ClaudioSavelli/FAME_KLM_llama32-1b-1p25-instruct-qa

TEXT GENERATIONConcurrency Cost:1Model Size:1BQuant:BF16Ctx Length:32kPublished:Apr 30, 2026License:otherArchitecture:Transformer Cold

ClaudioSavelli/FAME_KLM_llama32-1b-1p25-instruct-qa is a 1 billion parameter language model based on the Llama 3.2 architecture, featuring a 32768-token context length. This model is specifically designed using a KL Minimization method for the FAME setting, indicating an optimization for specific unlearning or knowledge transfer scenarios.
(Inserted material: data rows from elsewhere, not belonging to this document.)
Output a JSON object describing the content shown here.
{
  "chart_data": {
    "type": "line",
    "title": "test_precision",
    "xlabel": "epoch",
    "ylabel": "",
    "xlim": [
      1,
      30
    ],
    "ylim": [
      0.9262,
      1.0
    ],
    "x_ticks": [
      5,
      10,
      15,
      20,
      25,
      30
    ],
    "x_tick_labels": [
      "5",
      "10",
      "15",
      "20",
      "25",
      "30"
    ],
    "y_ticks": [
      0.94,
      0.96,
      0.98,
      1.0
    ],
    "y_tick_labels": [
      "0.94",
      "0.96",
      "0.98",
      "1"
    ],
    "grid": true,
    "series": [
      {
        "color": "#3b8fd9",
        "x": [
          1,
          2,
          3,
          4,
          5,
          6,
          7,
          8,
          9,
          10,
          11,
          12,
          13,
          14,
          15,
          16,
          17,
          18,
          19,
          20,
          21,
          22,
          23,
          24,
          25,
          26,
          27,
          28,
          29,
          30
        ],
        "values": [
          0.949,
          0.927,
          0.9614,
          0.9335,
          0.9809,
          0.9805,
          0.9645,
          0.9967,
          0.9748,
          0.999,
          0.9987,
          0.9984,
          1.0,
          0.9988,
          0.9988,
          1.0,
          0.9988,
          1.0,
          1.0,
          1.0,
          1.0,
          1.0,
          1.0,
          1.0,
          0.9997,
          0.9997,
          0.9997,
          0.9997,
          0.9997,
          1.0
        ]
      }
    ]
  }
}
It is derived from the meta-llama/Llama-3.2-1b-Instruct base model, making it suitable for instruction-following and question-answering tasks within its specialized domain.

Loading preview...

Model Overview

ClaudioSavelli/FAME_KLM_llama32-1b-1p25-instruct-qa is a 1 billion parameter instruction-tuned language model built upon the Llama 3.2 architecture, offering a substantial context window of 32768 tokens. Its core distinction lies in its development using a KL Minimization method specifically for the FAME setting, as detailed in its associated research paper.

Key Characteristics

  • Base Model: Derived from meta-llama/Llama-3.2-1b-Instruct, ensuring a foundation in instruction-following capabilities.
  • Specialized Training: Utilizes KL Minimization, suggesting an approach focused on "unlearning" or targeted knowledge modification, which is a significant departure from standard fine-tuning.
  • Context Length: Features a 32768-token context window, enabling processing of extensive inputs and maintaining conversational coherence over long interactions.
  • Parameter Count: At 1 billion parameters, it offers a balance between performance and computational efficiency, making it accessible for various deployment scenarios.

Intended Use Cases

This model is particularly suited for research and applications requiring specialized knowledge manipulation or "unlearning" within the FAME framework. Its instruction-tuned nature also makes it effective for general question-answering and conversational tasks where the unique training methodology might offer advantages in specific domains or for mitigating biases/undesired knowledge.